Nora is a historian of modern East Asia, specializing in the period from 1600 to 2000. Her research examines the social interactions among diverse communities in the Qing Empire, the Republic of China, and the People’s Republic of China, with particular attention to the ways power and identity shaped social and economic development. She also engages with broader questions on the roots of inequality and the processes of modernization, and she conducts her research across nine languages.
She is a member of the European Research Council funded GloCoBank project at the University of Oxford, which explores the global history of banking and finance. GloCoBank seeks to compile and analyze extensive datasets and combining them with archival research, thus creating a comprehensive resource for studying the patterns and dynamics of international banking. As part of her role in GloCoBank, Nora is leading publications on East Asia’s banking and correspondent networks, with forthcoming six outputs in the form of book chapters and journal articles.
Her current projects extend beyond GloCoBank with four major areas: the material culture of Qing, Republican, and contemporary China; legal pluralism and borderland governance in the Qing Empire; the origins of East Asia’s payment systems and international trade; and the environmental, political, and economic history of Jiangbei.

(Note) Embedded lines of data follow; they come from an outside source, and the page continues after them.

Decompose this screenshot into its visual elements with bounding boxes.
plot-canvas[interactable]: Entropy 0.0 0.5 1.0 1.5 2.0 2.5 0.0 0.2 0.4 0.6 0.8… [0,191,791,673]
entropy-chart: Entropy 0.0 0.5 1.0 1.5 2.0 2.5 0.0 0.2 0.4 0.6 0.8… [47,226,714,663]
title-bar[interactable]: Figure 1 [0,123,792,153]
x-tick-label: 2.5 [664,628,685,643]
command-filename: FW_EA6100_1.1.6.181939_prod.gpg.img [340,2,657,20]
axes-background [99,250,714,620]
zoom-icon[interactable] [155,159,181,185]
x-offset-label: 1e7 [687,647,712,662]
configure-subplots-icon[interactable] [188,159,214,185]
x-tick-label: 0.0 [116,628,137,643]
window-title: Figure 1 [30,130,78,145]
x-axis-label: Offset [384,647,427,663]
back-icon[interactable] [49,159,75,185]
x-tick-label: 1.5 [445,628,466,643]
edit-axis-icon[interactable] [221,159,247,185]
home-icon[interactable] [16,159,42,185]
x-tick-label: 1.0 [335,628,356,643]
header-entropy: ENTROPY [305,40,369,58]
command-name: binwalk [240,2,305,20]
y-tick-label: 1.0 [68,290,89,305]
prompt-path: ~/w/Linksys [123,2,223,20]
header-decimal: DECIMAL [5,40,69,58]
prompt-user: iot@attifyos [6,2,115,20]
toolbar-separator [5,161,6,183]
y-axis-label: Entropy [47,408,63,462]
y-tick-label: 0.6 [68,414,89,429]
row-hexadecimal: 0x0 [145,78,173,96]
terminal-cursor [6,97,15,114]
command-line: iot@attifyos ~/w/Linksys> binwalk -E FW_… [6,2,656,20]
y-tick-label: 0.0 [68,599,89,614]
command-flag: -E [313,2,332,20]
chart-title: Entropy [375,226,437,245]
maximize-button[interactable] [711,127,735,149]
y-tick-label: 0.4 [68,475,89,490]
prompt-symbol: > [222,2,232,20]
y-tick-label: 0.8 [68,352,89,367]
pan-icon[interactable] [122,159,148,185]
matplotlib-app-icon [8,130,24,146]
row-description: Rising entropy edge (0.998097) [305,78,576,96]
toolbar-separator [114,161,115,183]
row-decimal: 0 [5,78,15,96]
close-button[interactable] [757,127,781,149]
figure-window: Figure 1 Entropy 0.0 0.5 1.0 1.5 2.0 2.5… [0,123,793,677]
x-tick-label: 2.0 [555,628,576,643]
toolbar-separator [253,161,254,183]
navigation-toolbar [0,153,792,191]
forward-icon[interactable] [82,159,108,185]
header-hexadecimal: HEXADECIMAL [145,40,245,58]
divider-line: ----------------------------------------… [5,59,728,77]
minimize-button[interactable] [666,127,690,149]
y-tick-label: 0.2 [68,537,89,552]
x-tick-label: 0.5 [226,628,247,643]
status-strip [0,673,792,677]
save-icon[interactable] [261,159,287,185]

Nora's first academic monograph, "Living the Qing Way: Objects, Power, and Identity in Late Imperial China" which is in preparation with Cornell University Press, scrutinizes the cultural and ethnic identity of the elite in the Qing Empire. Focusing on material culture, it examines the Qing elite's possessions, as recorded in confiscation inventories, to provide insights into their identity, through dress, household goods and cultural and literary activities. The findings challenge the theory of Han assimilation, suggesting that the Manchu elite preserved a distinct cultural identity separate to their Han peers. It also uncovers evidence of a unified hybrid Qing culture shared by Manchu and Han senior officials that was distinct from the Manchu and Han cultures that persisted among the populace. Signs of this "unified" Qing culture existed more widely in the public sphere. In the domestic sphere, it was evident only in the homes of wealthy senior officials. The remaining elite Han and Manchus continued to adhere distinctly to their ancestral ways of living.
Nora received her Ph.D. in Economic History from the London School of Economics and Political Science in 2022. Before joining UCL as a member of the permanent research and teaching faculty, lecturer/assistant professor in 2024, she taught at both the LSE and the University of Oxford.